35
RASKOL AND MARVIN AND I put to use the lessons we had learned from our earlier failure. When we were finished building Watchtower II, we had a solid base from which a dozen long uprights rose, tapering inward to support a smaller platform at the top. We made a ladder by nailing crosspieces to two of the uprights, and when, after climbing the ladder to the top, we found that the structure exhibited familiar tendencies toward collapse, we broke down and sought Guppa’s advice. He taught us the technique of triangular bracing.
While we were building and bracing the tower, we developed the game. I had never imagined that any game would be played in the lighthouse that I had originally designed. I just expected to sit up there and keep the light turning, letting my mind wander, and alerting any ships that might otherwise have blundered the five miles inland to my neighborhood, but it wasn’t a lighthouse any longer. Now it was a watchtower, and a watchtower was something else. As Raskol pointed out, it seemed to demand a watchman and some kind of action, along the lines of a prison break, with a guard in the watchtower who picked off prisoners as they tried to make a dash from the base of the tower into the concealing darkness of my back yard. We tried some thought experiments, playing this escape game in our minds, and it just didn’t work. If the prisoners tried to escape one at a time, the guard was sure to get them all, and if they made a mass break, too many succeeded.

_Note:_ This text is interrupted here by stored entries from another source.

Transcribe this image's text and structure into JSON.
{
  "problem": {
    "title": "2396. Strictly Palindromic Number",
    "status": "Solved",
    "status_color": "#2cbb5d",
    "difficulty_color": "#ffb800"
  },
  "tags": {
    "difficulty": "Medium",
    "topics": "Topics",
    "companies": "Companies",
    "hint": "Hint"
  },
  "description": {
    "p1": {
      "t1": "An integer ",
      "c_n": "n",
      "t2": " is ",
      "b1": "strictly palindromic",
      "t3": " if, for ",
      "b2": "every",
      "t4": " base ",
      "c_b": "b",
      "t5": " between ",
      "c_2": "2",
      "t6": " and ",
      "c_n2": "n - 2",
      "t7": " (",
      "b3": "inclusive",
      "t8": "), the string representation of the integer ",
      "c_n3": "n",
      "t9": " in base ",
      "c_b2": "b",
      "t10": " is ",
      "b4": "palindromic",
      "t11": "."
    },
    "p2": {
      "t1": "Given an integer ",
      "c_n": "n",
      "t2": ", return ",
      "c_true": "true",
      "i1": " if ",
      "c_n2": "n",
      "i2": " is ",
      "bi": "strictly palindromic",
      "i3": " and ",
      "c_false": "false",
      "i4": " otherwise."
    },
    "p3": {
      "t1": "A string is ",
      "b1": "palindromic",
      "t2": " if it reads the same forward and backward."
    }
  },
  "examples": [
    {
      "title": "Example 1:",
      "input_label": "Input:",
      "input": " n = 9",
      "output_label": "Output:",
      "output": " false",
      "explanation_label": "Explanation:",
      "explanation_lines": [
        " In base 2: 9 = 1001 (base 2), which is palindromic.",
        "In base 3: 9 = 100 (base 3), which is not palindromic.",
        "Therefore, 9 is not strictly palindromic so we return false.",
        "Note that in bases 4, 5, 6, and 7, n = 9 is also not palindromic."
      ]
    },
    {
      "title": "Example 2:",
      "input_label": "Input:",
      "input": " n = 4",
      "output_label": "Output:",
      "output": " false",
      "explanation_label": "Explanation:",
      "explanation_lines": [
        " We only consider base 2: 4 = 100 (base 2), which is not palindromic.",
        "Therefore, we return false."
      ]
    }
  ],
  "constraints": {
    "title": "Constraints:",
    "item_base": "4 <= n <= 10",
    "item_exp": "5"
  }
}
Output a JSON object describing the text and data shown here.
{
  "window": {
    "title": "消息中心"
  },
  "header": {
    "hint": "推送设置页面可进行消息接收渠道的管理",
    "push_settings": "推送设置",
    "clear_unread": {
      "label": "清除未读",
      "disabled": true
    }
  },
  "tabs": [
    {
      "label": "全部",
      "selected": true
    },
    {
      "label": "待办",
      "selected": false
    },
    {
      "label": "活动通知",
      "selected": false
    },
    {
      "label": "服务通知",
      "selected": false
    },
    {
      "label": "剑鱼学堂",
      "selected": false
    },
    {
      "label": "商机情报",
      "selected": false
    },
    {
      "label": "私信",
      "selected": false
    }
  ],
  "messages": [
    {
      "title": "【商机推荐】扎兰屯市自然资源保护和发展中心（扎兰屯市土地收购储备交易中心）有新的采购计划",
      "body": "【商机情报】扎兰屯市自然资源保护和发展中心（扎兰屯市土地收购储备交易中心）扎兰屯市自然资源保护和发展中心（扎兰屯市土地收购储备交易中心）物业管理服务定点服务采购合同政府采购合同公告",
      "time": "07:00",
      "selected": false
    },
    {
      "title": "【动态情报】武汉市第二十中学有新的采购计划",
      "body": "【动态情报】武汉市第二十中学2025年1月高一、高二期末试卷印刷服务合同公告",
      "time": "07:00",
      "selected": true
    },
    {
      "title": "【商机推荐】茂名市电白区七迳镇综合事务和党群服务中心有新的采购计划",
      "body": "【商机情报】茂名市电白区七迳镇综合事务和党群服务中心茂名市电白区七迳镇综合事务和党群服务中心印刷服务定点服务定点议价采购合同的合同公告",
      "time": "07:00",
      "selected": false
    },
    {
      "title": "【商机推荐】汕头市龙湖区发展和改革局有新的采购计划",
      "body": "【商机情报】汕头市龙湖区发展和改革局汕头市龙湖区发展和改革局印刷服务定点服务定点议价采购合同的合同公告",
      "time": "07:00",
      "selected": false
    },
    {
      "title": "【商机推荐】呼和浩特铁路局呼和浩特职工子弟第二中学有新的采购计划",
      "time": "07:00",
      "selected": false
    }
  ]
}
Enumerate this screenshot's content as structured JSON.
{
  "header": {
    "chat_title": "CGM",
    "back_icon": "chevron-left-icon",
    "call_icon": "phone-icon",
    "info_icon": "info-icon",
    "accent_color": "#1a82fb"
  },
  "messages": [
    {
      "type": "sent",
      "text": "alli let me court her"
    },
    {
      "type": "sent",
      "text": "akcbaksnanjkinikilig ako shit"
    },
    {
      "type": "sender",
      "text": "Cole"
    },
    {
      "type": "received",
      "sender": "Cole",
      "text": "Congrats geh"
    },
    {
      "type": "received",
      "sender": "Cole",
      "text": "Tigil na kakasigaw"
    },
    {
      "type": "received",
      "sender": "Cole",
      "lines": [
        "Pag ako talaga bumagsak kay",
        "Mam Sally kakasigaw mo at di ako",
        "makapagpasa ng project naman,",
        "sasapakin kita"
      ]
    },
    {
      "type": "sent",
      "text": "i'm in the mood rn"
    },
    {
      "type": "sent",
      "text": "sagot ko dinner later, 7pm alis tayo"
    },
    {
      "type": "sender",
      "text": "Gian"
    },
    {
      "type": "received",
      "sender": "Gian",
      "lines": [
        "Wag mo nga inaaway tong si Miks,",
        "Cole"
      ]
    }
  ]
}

There were either too many losers or too many winners. I don’t know who suggested that the situation be reversed, but as soon as we thought of it we saw that it was the logical way to play. People would try to break into the tower.
In the game that we came to call Night Watchman, there was a single watchman, who climbed the crude ladder to the upper platform, where he sat beside the rotating light, the camp light that had been part of the loot Guppa and Mrs. Jones had won, mounted on the windup record player. The watchman was armed with a long, multicell flashlight, the beam of which was supposed to be deadly. There could be any number of other players. They became what we called night crawlers, or just crawlers. The watchman’s object was to keep the crawlers out of the tower. We didn’t supply any reason for the crawlers’ wanting to get into the tower or for the watchman’s wanting to keep them out. Their having conflicting goals was just part of the nature of the game, part of the nature of things: crawlers want to get into the tower; the watchman wants to keep them out. That’s the way it is. To start the game, the watchman closed his eyes and counted to a hundred while the crawlers scattered into the back yard. Then the watchman wound the record player and released the brake. The revolving searchlight swept the yard, and the watchman watched for the approaching crawlers while, inch by inch, they made their way through the weeds, over open patches of lawn, around shrubs, and through paths cut in the bamboo toward the base of the tower. A crawler who made it into the tower was a winner, and a crawler who was caught in the searchlight beam or the beam of the watchman’s flashlight was a loser. The game wasn’t over for the losers, though. They—and, for reasons I don’t recall, the winners as well—joined the watchman on the upper platform and helped him spot crawlers. We played each night’s game until it was over, until all the crawlers had gotten into the tower or been caught in the attempt. In practice, the end often came sooner, when our parents demanded that we come in for the night, but in theory there was no time limit. The game wasn’t over until the last crawler had been caught or made it into the tower.